In far southeastern Nevada, Gold Butte National Monument preserves a remote and rugged desert landscape. Gold Butte isn’t your typical desert, though. It has outcroppings of red and pink rock, sculptural red sandstone piles, mountains rising unto 8,000 feet, and canyons. These features make for a stunning contrast to the desert basin stretching between the Virgin River to Lake Mead. Scattered throughout the basin and rock formations are amazing reminders of the over 10,000 years of people who have called the area home. There are remnants of indigenous cultures such as agave roasting pits and petroglyphs, and of western settlers, including townsites and a small dam. Gold Butte also provides a home to numerous desert species, including the endanger Mojave Tortoise, and is an important migratory corridor for mammals. We saw a a bunch of jackrabbits, cottontail rabbits, a couple lizards and a prairie falcon, but I’m pretty sure that’s because everything was hiding in the 100+ degree heat.
It is not an easy place to travel; the “paved” road from the highway is degraded and the roads inside the Monument generally require high clearance vehicles. The access difficulties only seem to contribute to the feeling of solitude and wildness, and hopefully help keep the place protected.
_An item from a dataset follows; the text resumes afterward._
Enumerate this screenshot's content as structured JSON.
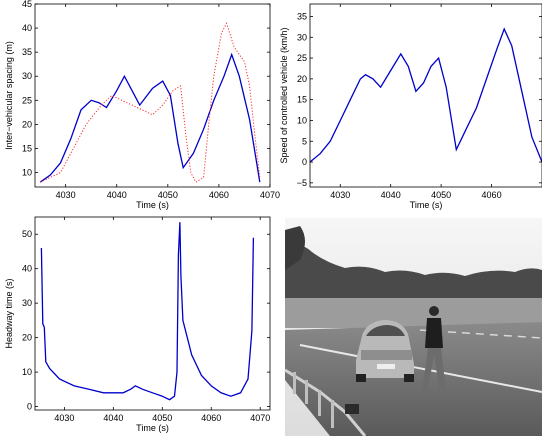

If you head out to Gold Butte be sure to visit the 21 Goat petroglyph panel and the Falling Man petroglyph. Along the way to Falling Man, you’ll pass an old agave roasting pit (hard to make out after years of people driving over it and removing artifacts), and many other petroglyph panels.
The red sandstone formation known as the Devil’s Fire, Little Finland or Hobgoblin’s Playground is a sculpture garden in the middle of the desert. The red sandstone has been carved by wind and water to create beautiful and odd rock formations that create a fairy-land for visitors to explore.
The Devil’s Throat is an aptly-named large sinkhole in the middle of the desert.
An almost-full moon illuminated the rocks and surrounding desert through the night.
Gold Butte was designated in 2006 by President Obama, and while it’s designation has not been as controversial as Bears Ears, the Monument certainly has its detractors. The Bundy Ranch is located near its northern border and the Mesquite City Council issued a statement supporting the review. Interior Secretary Zinke recently made a short visit to the monument, but he cut short the tour and did meet with local advocacy groups or the Moapa Band of Paiutes with cultural ties to the Monument.
Given the focus of Zinke’s visit and the local politics, Gold Butte certainly seems under threat. After visiting and seeing the amazing landscape, we stand with Gold Butte!